By Howard Schneider

WASHINGTON (Reuters) -The Federal Reserve’s blackout period on public comment around meetings of the U.S. central bank lifts on Friday after a key interest rate decision earlier in the week, with Governor Chris Waller scheduled to appear on CNBC at 11:30 a.m. EDT (1530 GMT).

The Fed cut its overnight interest rate by half a percentage point on Wednesday, a larger decrease than some of its policymakers appeared to be leaning towards in the run-up to the two-day meeting.

Waller voted with the majority to support the half-percentage-point reduction in borrowing costs, which drew the first dissent from a member of the Fed’s Board of Governors since 2005. Fed Governor Michelle Bowman favored a smaller quarter-percentage-point rate cut.

The and the equities indices rallied to record highs following the Fed’s larger-than-expected cut and the prospect of easier monetary policy to come, even though officials’ economic projections released after the meeting led many analysts to infer the decision was closer than reflected by Bowman’s single dissent.

Yields on U.S. Treasuries, which have ticked higher since the Fed’s meeting triggered a risk-on wave across markets, were up modestly again on Friday.

Comments by Waller and other Fed officials in the coming days may clarify how the central bank’s rate-setting Federal Open Market Committee came to its decision.

Over three-quarters of economists in a Reuters poll see the Fed cutting its benchmark rate by another half of a percentage point this year to the 4.25%-4.50% range, with quarter-percentage-point reductions at the November and December meetings.
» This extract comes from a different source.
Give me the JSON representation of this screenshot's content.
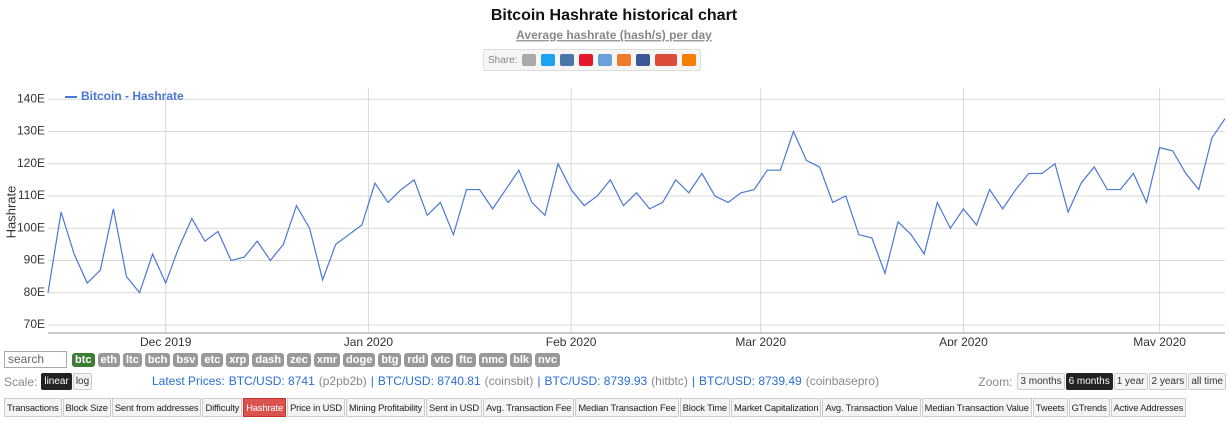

Investors in contracts tied to the Fed’s policy rate see a slightly more aggressive path, with an additional 25 basis points of easing by the end of 2024.

Either way, the central bank appears to be contemplating a faster exit from “restrictive” monetary policy to a more neutral setting, said David Mericle, chief U.S. economist at Goldman Sachs.

“The greater urgency suggested by … (the) 50-bp cut and the acceleration in the pace of cuts that most (policymakers) projected for 2025 makes a longer series of consecutive cuts the most likely path,” Mericle wrote in a research note.

“We … now expect a longer string of consecutive 25-bp cuts from November 2024 through June 2025, when the funds rate would reach our terminal rate forecast of 3.25%-3.50%.”